Fiat currently sells two versions of the 500 hatchback, one which hasn’t really changed a whole lot since its initial introduction in 2007 and then the new Fiat 500 Electric which was introduced in 2020.

Italian newspaper Il Corriere della Sera has reported that Fiat has asked its suppliers if they are able to supply parts to increase production at its factory in Mirafiori, Italy, to 175,000 cars per year. This would be a huge increase of around 100,000 cars and would more than likely be entirely petrol powered Fiat 500 cars.

The possibility of retrofitting the Fiat 500 EV with a petrol engine has come about from the new upcoming cybersecurity requirements in the EU. These new requirements and regulations contain a framework UNECE WP.29 which stipulates that all new cars in the EU must have a cybersecurity certificate and be capable of protecting itself from hackers, by being fitted with electronics.
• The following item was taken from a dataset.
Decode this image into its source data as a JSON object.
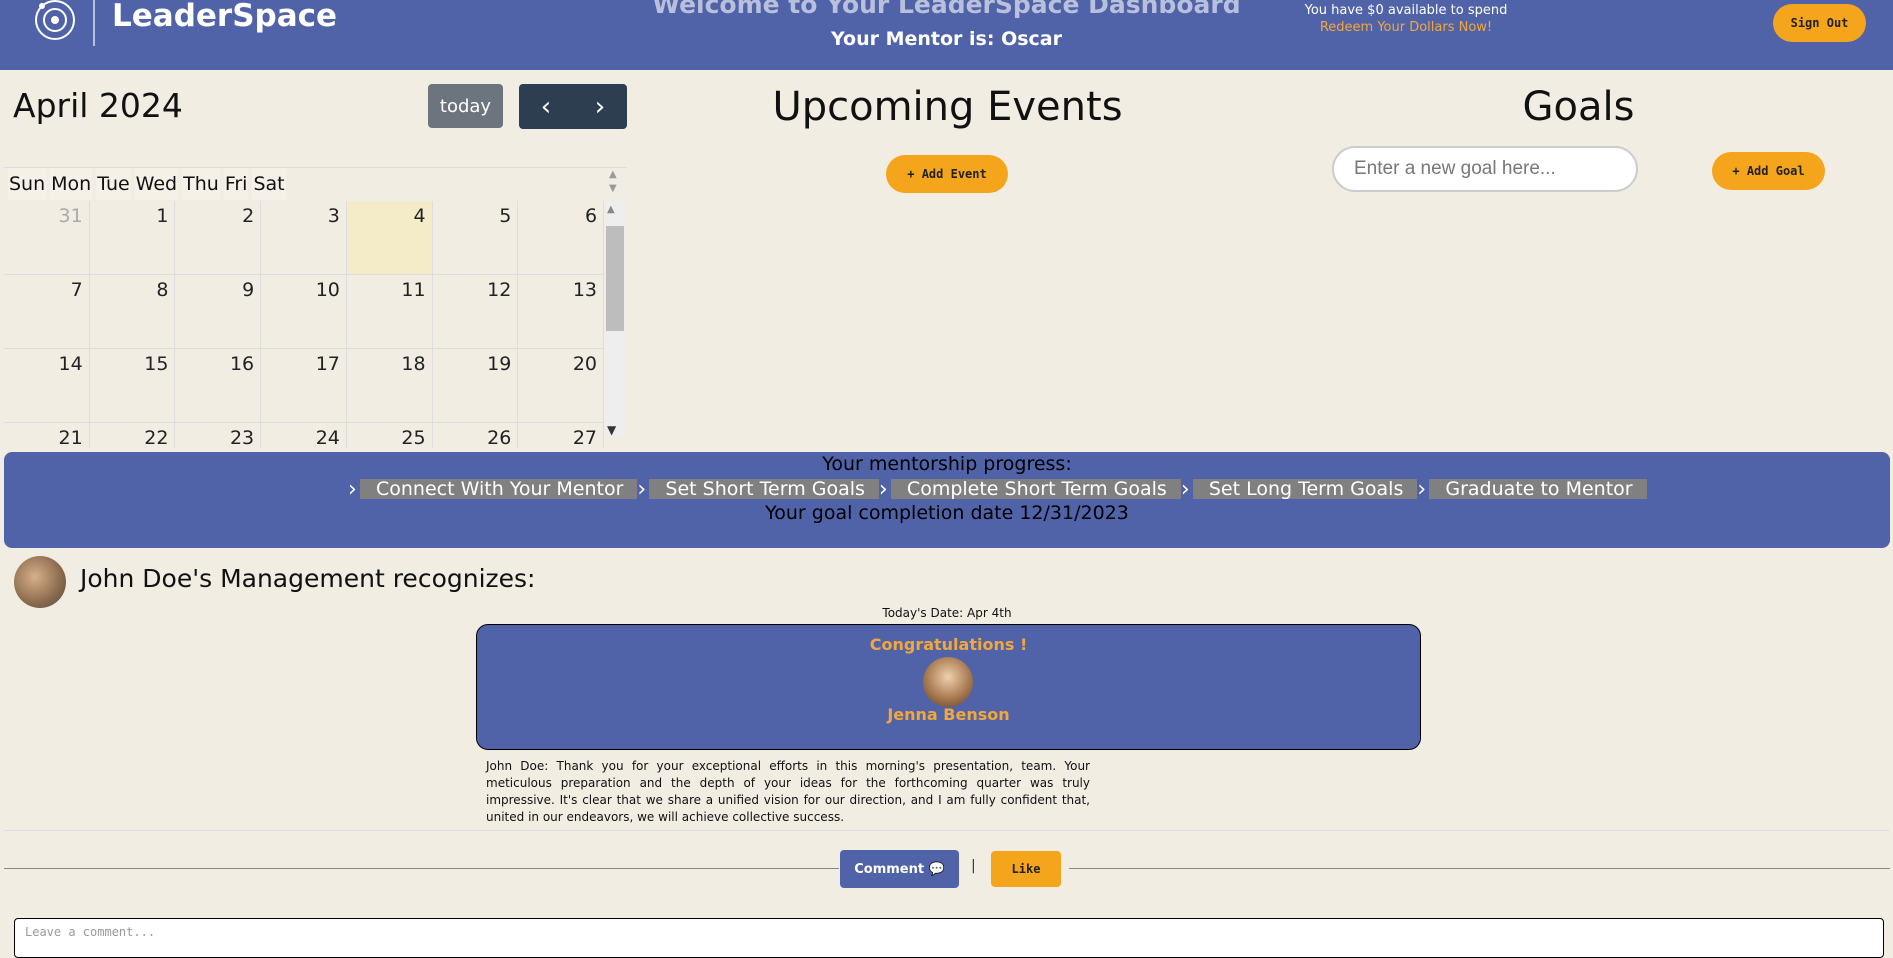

Each car must be able to prove that it can be protected from 70 vulnerabilities. Any Manufacturers that are not complying with the new regulation will face a fine of up to €30,000 (£25,732) per vehicle.

Considering how much of an important car the Fiat and Abarth combustion petrol models are at the moment as we transition away from fossil fuels, it is little wonder the company would work to make it possible to sell it for a little whole longer. In 2023, 173,187 500 models were sold in Europe, 108,943 of those were petrol.